What is a hacker?
Hackers are commonly referred to in print media and Internet reports, and are often viewed as either criminal masterminds intent of wreaking havoc and causing chaos, or bored (but highly skilled) teenagers with nothing better to do with this time.
However, a hacker is just an individual who is familiar with computer software and who is able to find and exploit security weaknesses in computer systems. Should you conduct a search on the internet for HTML Injection, you would find a great many websites that explain how to use this technique to gain access to websites. If you were to follow the instructions, you would essentially be a hacker. Just, not a very good one.
Not all hackers are bad, not all lack a conscience, and many are not motivated by money. Some are highly talented individuals who want recognition for their computer skills or just want to protest about something. Hackers have been known to break in just to prove a point. It is morally reprehensible that board members are taking huge amounts of cash out of the business, but are jeopardizing the privacy of their customers and leaving them exposed to Identity theft.

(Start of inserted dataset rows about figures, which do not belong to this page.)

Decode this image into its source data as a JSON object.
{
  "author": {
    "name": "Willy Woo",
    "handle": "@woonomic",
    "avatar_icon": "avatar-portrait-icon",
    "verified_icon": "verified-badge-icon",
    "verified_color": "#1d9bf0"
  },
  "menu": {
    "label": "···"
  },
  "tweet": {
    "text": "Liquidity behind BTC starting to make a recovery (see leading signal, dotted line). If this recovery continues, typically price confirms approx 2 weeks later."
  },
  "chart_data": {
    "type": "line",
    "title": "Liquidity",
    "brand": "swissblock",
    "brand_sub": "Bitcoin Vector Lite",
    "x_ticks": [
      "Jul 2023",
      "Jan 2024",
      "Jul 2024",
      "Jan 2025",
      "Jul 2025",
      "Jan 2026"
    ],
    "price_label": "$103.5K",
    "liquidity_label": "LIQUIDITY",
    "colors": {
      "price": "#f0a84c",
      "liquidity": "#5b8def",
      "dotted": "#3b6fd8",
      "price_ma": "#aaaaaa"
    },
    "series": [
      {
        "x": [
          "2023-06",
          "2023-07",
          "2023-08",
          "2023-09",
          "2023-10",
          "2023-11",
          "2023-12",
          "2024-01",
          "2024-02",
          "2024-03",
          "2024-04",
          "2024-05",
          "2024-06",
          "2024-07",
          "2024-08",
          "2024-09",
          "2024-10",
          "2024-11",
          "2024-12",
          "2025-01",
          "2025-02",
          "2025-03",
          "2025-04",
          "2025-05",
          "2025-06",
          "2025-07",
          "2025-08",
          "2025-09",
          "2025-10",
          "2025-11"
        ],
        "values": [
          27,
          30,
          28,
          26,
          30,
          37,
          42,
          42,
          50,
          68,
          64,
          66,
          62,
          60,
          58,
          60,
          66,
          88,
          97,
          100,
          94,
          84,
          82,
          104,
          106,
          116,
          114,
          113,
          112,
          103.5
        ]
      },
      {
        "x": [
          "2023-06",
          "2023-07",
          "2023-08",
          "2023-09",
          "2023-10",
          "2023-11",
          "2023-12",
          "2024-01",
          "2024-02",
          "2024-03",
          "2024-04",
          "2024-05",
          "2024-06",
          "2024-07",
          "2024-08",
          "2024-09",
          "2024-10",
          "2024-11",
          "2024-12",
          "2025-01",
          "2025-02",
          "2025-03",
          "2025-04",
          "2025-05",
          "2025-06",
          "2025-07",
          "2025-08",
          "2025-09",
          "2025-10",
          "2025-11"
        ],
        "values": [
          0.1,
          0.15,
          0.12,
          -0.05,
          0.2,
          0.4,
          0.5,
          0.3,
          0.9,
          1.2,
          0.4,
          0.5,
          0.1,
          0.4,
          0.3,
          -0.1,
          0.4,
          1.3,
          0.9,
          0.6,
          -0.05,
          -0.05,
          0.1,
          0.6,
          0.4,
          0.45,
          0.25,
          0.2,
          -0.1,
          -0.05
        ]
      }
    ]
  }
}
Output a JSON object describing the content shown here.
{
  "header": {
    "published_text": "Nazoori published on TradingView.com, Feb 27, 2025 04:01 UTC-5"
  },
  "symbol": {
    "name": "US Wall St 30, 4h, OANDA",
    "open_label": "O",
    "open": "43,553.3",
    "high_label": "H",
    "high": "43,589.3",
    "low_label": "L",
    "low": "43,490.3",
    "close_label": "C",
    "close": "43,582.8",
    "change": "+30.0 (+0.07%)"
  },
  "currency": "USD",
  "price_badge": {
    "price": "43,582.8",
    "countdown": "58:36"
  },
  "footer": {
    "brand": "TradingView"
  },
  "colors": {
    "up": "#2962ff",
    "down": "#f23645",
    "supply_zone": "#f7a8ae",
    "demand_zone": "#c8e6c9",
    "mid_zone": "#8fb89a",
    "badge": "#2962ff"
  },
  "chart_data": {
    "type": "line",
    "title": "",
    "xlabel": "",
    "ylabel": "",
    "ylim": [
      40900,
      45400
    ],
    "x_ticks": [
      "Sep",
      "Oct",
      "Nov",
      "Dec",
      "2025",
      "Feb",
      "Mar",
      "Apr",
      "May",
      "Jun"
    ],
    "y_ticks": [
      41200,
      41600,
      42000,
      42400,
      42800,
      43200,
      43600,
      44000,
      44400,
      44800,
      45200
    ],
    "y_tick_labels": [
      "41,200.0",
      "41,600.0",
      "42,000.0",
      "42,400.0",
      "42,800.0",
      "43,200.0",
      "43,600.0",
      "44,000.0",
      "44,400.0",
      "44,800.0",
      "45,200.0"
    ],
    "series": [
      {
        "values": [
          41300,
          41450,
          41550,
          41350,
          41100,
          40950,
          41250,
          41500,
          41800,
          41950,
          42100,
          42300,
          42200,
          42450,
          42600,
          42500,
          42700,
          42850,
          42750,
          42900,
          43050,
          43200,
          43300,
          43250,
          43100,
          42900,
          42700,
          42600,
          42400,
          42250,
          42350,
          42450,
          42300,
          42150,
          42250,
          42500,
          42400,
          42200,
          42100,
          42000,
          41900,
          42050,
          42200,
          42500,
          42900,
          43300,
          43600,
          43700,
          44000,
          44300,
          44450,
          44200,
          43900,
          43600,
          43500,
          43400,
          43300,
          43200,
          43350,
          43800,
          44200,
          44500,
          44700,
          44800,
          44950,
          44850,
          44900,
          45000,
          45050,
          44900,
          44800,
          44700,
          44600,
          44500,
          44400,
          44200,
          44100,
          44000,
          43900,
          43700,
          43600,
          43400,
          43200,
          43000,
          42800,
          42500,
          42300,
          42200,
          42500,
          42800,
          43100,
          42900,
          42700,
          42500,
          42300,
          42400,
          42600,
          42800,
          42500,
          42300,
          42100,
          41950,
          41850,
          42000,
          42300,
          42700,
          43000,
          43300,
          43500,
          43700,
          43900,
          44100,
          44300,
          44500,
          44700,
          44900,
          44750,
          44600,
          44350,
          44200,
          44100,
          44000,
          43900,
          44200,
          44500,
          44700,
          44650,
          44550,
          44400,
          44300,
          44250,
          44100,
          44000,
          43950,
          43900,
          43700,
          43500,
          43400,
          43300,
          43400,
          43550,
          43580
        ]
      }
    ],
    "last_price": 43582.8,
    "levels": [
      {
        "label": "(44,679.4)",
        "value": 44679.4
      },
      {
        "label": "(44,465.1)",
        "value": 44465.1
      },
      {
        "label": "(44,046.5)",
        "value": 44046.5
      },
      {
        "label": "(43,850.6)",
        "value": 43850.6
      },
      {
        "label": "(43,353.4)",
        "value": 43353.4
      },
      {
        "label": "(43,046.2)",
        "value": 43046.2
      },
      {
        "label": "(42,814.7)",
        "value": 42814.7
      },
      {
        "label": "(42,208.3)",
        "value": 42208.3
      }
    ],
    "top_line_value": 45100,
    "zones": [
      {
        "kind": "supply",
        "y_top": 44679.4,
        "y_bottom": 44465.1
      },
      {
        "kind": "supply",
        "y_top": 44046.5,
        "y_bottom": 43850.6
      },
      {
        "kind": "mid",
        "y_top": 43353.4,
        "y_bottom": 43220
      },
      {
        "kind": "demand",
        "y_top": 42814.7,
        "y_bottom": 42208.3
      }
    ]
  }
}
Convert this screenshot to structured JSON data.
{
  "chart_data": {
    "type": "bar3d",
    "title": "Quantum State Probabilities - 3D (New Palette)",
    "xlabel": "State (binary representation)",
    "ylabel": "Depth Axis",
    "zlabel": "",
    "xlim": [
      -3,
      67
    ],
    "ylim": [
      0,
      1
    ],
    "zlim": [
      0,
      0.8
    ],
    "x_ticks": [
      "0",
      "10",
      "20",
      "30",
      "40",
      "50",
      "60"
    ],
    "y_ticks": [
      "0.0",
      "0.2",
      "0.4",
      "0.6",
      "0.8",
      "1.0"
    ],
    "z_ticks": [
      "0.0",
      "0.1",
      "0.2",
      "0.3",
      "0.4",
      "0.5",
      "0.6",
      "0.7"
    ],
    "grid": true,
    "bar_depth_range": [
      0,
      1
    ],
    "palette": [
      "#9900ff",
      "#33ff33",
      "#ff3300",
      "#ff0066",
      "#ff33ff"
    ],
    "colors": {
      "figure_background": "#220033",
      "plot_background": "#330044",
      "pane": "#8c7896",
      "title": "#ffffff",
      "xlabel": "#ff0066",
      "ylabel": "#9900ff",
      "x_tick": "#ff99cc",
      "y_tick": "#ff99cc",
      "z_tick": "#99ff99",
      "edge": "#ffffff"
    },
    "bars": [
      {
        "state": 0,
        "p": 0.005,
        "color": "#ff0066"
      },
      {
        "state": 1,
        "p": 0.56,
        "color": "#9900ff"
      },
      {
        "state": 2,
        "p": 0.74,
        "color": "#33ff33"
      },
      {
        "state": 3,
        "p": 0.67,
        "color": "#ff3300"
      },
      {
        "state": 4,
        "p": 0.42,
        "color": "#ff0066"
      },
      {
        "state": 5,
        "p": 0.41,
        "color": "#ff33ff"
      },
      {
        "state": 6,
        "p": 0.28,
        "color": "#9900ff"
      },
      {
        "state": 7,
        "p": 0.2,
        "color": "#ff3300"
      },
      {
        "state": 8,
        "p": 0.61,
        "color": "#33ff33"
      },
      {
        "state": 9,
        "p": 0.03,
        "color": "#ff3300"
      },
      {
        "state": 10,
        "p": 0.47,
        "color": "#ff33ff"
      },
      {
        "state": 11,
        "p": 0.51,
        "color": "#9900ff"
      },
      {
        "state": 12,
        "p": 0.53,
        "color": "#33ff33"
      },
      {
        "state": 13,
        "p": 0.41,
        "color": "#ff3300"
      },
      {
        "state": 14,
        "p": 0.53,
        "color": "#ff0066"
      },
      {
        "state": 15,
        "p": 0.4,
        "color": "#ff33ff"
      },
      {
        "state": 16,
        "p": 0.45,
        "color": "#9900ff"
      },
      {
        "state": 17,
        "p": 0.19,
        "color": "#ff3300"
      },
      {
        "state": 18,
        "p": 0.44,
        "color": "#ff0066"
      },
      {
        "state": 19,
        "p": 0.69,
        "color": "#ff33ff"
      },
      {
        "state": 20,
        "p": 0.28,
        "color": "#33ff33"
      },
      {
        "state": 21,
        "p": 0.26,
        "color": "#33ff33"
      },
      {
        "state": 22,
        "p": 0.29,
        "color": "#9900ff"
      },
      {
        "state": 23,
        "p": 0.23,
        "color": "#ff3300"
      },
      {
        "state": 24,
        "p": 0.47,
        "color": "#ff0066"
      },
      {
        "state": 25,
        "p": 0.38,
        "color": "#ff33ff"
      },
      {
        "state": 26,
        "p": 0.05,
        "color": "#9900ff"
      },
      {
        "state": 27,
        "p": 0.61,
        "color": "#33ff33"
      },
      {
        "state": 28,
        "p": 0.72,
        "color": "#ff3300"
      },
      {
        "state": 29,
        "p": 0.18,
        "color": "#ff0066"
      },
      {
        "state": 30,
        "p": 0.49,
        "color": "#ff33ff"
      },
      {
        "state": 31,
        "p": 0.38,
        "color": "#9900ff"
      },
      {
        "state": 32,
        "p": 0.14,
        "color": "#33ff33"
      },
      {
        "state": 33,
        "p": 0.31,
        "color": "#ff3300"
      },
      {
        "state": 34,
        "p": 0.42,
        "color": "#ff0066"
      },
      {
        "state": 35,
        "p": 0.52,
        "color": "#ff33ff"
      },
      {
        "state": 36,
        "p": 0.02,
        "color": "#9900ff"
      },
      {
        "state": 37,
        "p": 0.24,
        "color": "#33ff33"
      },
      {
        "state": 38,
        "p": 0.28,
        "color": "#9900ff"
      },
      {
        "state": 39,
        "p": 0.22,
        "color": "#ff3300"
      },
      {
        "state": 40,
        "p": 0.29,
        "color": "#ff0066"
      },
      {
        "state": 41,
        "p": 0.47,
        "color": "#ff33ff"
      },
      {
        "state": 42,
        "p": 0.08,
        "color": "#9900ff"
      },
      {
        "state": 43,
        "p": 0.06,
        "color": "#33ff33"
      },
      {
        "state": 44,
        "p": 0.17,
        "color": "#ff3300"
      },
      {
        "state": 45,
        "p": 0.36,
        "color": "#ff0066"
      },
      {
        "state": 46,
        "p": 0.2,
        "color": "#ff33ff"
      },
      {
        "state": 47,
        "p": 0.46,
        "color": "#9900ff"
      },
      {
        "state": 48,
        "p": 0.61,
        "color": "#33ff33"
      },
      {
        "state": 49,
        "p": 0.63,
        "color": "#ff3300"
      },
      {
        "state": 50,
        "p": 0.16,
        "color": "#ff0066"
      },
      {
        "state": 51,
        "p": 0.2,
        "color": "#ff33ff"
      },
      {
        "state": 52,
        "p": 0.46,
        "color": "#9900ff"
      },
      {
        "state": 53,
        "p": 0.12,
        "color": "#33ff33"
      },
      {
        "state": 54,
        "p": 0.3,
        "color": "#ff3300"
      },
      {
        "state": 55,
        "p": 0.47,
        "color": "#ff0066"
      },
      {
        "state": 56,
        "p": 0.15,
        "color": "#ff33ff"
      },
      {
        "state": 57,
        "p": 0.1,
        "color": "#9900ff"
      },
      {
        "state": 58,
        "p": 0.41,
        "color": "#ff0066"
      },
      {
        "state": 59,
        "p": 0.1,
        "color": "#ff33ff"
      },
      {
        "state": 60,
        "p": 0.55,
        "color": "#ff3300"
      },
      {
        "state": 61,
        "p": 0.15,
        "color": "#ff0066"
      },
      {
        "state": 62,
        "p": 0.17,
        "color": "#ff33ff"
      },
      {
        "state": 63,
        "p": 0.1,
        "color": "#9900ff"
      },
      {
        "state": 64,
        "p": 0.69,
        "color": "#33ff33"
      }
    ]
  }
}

Some companies even employ hackers to test their systems. These “ethical hackers” or “white hat hackers” perform an extremely valuable job. It is far better to have an employee attempt to hack a computer network to find vulnerabilities in order to fix them, rather than have a malicious outsider break in and steal data. Facebook has, and does, hire programmers for this purpose, and even runs an annual hack-a-thon.
The rise of the everyday hacker
The leading company in the field of application security testing, Veracode, produces an annual security report that assesses the state of software security. The company’s researchers investigate security trends and makes predictions about how vulnerabilities could potentially be exploited.
In this year’s State of Software Security Report the company has predicted there will be a rise in the number of “everyday hackers” over the next few years. These “have-a-go-hackers” will not be highly skilled computer geniuses. They will be normal people who decide to have a go at hacking. As previously mentioned, there is a lot of information on the internet, and many techniques do not require a great deal of computer skill to pull it off.
A “SQL injection” search on Google will reveal 1.74 million search results. Not all of those websites will give step by step instructions on how to do it, but some do. Currently, according to the Veracode security report, 32% of web applications contain security flaws that could be exploited by SQL injection. These flaws are not hard to identify, and are actually quite easy to fix. Many companies do not even test for them.
Hacking is increasing and data breaches are occurring much more frequently
More than half of data breaches are caused by hackers breaking into systems to steal data (or stealing data once they have broken into a system for other reasons). In 2011 and 2012, Veracode calculated that 52% of data breaches came as a result of web intrusions.
Interestingly, software is now being installed to tackle these vulnerabilities and far fewer security holes typically exist. The problem is more people are now looking for vulnerabilities to exploit.
Veracode found that unsecure software was the largest root cause of data loss. Its researchers discovered that 70% of software used by organizations does not even comply with enterprise data security policies.
Unless organizations take a more proactive approach and address these vulnerabilities as a priority, hackers will exploit the security holes and sabotage systems, hold companies to ransom, and steal data. To prevent data breaches, action must be taken and taken fast.